La nuova storia della lince pardina
Uno studio del Dipartimento di Scienze della Terra di Sapienza e di altri istituti di ricerca ha mostrato che la lince pardina (Linx pardinus) era il felino più diffuso nell’Europa mediterranea pleistocenica. Oggi ne sono rimasti pochissimi esemplari
La lince pardina (Lynx pardinus), con una distribuzione geografica limitata a poche ristrette aree della penisola iberica, è considerata uno dei felini viventi più a rischio di estinzione. Negli ultimi anni numerosi esperti hanno studiato il profilo biologico ed ecologico di questo raro felino, principalmente con lo scopo di accrescere la densità della popolazione ed espandere la sua distribuzione. In Europa è anche presente – e più diffusa – un’altra specie di lince, la lince eurasiatica (Lynx lynx).
Raffaele Sardella e Beniamino Mecozzi del Dipartimento di Scienze della Terra di Sapienza, insieme ad un team internazionale di paleontologi, hanno dimostrato, in un recente studio pubblicato sulla rivista Quaternary Science Reviews, che le linci pardine hanno avuto una storia evolutiva distinta rispetto a quelle eurasiatiche, che si sono diffuse in Italia solo in tempi più recenti.
Nello studio sono stati analizzati i fossili del sito archeologico del Tardo Pleistocene (circa 40.000 anni fa) di Ingarano, vicino a Foggia. I fossili di Ingarano (415 reperti), scoperti nel 1990 e conservati al il Dipartimento di Scienze della Terra di Sapienza, rappresentano il più ricco campione europeo di crani, mandibole e denti attribuibili alle linci pleistoceniche. In passato tutti questi resti furono attribuiti alla lince eurasiatica.
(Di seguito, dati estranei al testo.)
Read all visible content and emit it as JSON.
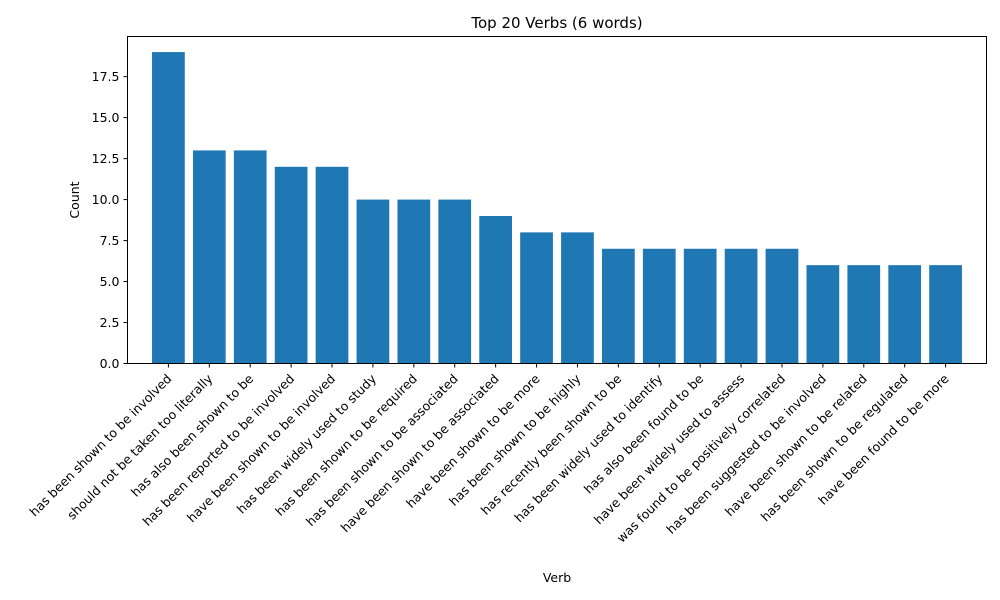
{
  "chart_data": {
    "type": "bar",
    "title": "Top 20 Verbs (6 words)",
    "xlabel": "Verb",
    "ylabel": "Count",
    "categories": [
      "has been shown to be involved",
      "should not be taken too literally",
      "has also been shown to be",
      "has been reported to be involved",
      "have been shown to be involved",
      "has been widely used to study",
      "has been shown to be required",
      "has been shown to be associated",
      "have been shown to be associated",
      "have been shown to be more",
      "has been shown to be highly",
      "has recently been shown to be",
      "has been widely used to identify",
      "has also been found to be",
      "have been widely used to assess",
      "was found to be positively correlated",
      "has been suggested to be involved",
      "have been shown to be related",
      "has been shown to be regulated",
      "have been found to be more"
    ],
    "values": [
      19,
      13,
      13,
      12,
      12,
      10,
      10,
      10,
      9,
      8,
      8,
      7,
      7,
      7,
      7,
      7,
      6,
      6,
      6,
      6
    ],
    "ylim": [
      0,
      19.95
    ],
    "yticks": [
      0.0,
      2.5,
      5.0,
      7.5,
      10.0,
      12.5,
      15.0,
      17.5
    ],
    "ytick_labels": [
      "0.0",
      "2.5",
      "5.0",
      "7.5",
      "10.0",
      "12.5",
      "15.0",
      "17.5"
    ],
    "bar_color": "#1f77b4",
    "grid": false,
    "legend": "none"
  }
}
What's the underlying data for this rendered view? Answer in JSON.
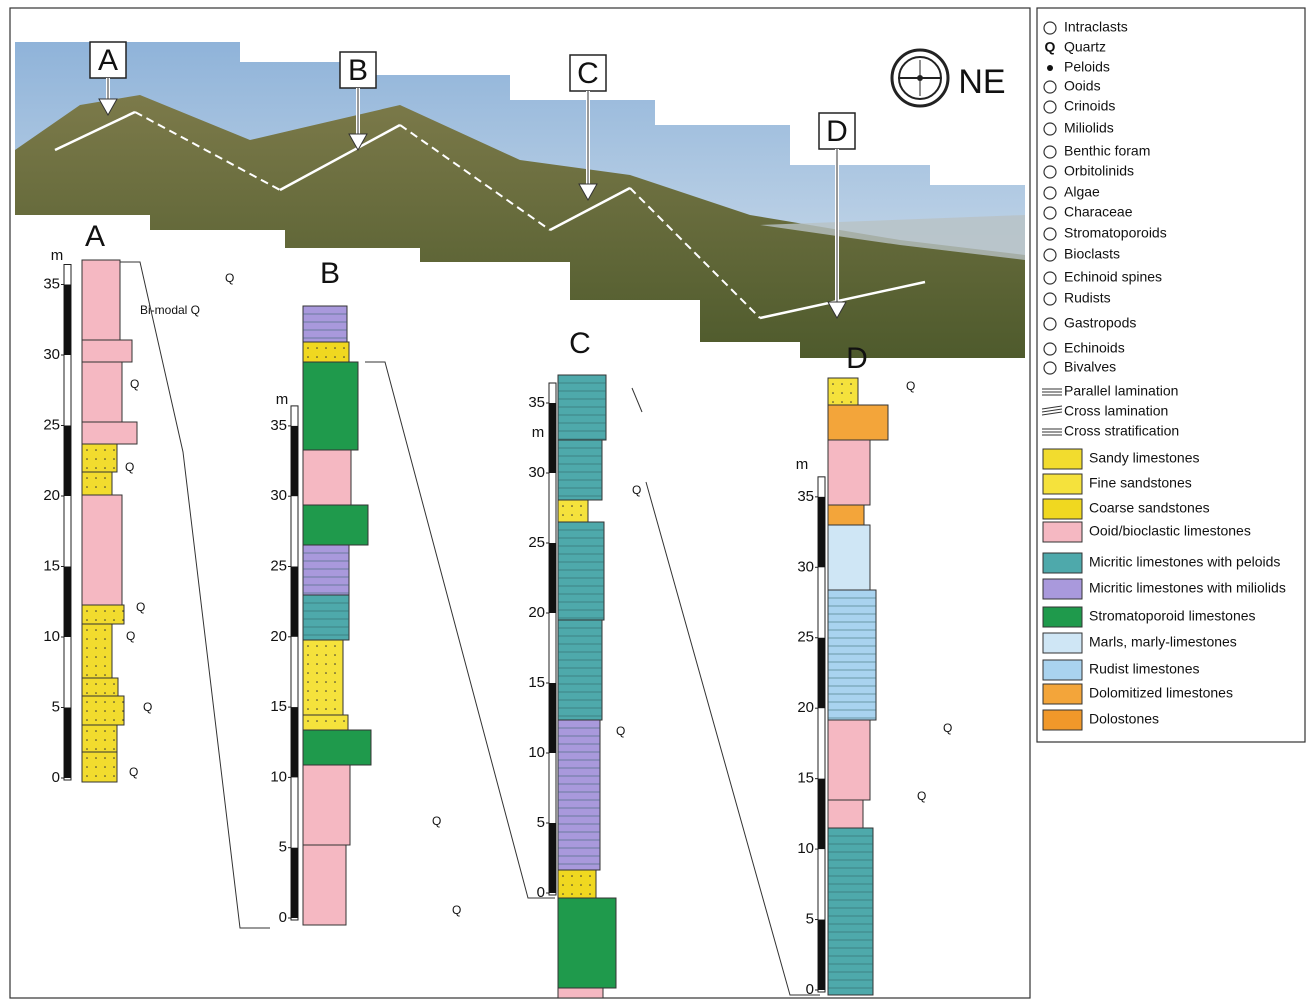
{
  "photo": {
    "labels": [
      "A",
      "B",
      "C",
      "D"
    ],
    "direction": "NE"
  },
  "columns": [
    {
      "label": "A",
      "unit": "m",
      "ticks": [
        0,
        5,
        10,
        15,
        20,
        25,
        30,
        35
      ],
      "notes": [
        "Q",
        "Bi-modal Q",
        "Q",
        "Q",
        "Q",
        "Q",
        "Q",
        "Q"
      ]
    },
    {
      "label": "B",
      "unit": "m",
      "ticks": [
        0,
        5,
        10,
        15,
        20,
        25,
        30,
        35
      ],
      "notes": [
        "Q",
        "Q"
      ]
    },
    {
      "label": "C",
      "unit": "m",
      "ticks": [
        0,
        5,
        10,
        15,
        20,
        25,
        30,
        35
      ],
      "notes": [
        "Q",
        "Q"
      ]
    },
    {
      "label": "D",
      "unit": "m",
      "ticks": [
        0,
        5,
        10,
        15,
        20,
        25,
        30,
        35
      ],
      "notes": [
        "Q",
        "Q",
        "Q"
      ]
    }
  ],
  "legend": {
    "quartz_symbol": "Q",
    "items": [
      "Intraclasts",
      "Quartz",
      "Peloids",
      "Ooids",
      "Crinoids",
      "Miliolids",
      "Benthic foram",
      "Orbitolinids",
      "Algae",
      "Characeae",
      "Stromatoporoids",
      "Bioclasts",
      "Echinoid spines",
      "Rudists",
      "Gastropods",
      "Echinoids",
      "Bivalves",
      "Parallel lamination",
      "Cross lamination",
      "Cross stratification",
      "Sandy limestones",
      "Fine sandstones",
      "Coarse sandstones",
      "Ooid/bioclastic limestones",
      "Micritic limestones with peloids",
      "Micritic limestones with miliolids",
      "Stromatoporoid limestones",
      "Marls, marly-limestones",
      "Rudist limestones",
      "Dolomitized limestones",
      "Dolostones"
    ]
  }
}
Le analisi tomografiche (Tac) eseguite da Dawid A. Iurino dell’Università di Perugia hanno avuto un ruolo fondamentale nella ricerca: grazie alle immagini tridimensionali ottenute dalle Tac, è stato possibile studiare in dettaglio l’anatomia dei resti cranici, senza maneggiarli e comprometterne lo stato. Inoltre, gli elementi mancanti dei crani sono stati ricreati con la modellazione grafica. Lo scopo principale è stato quello di creare un dataset comparativo dei dati morfologici, utilizzando anche altri campioni europeo di fossili e i dati morfologici di linci esistenti.
I risultati hanno dimostrato che la maggior parte dei fossili del sito di Ingarano, precedentemente attribuiti alla lince eurasiatica, appartengono senza dubbio alla lince pardina. E hanno permesso di affermare che nel Pleistocene la lince pardina era diffusa in tutta l’Europa mediterranea molto di più di quanto si pensasse. Probabilmente era molto più grande di quella odierna: è questo, forse, il dato che in principio aveva tratto in inganno i paleontologi che, date le grosse dimensioni, avevano attribuito i resti alla lince eurasiatica.
La forte plasticità fenotipica della lince eurasiatica le ha permesso di espandersi a discapito della pardina, confinandola nella penisola iberica. Tuttavia, la contrazione del range geografico della lince pardina è probabilmente dovuta alla pressione umana. In Italia, ad esempio, un declino simile lo ha avuto in tempi recenti la lince eurasiatica, che a causa dell’impatto dell’essere umano è scomparsa nel 1850 dagli Appennini e nel 1920 dalle Alpi.
Le attuali popolazioni iberiche di lince pardina rappresentano quindi gli ultimi eredi di una linea evolutiva molto antica.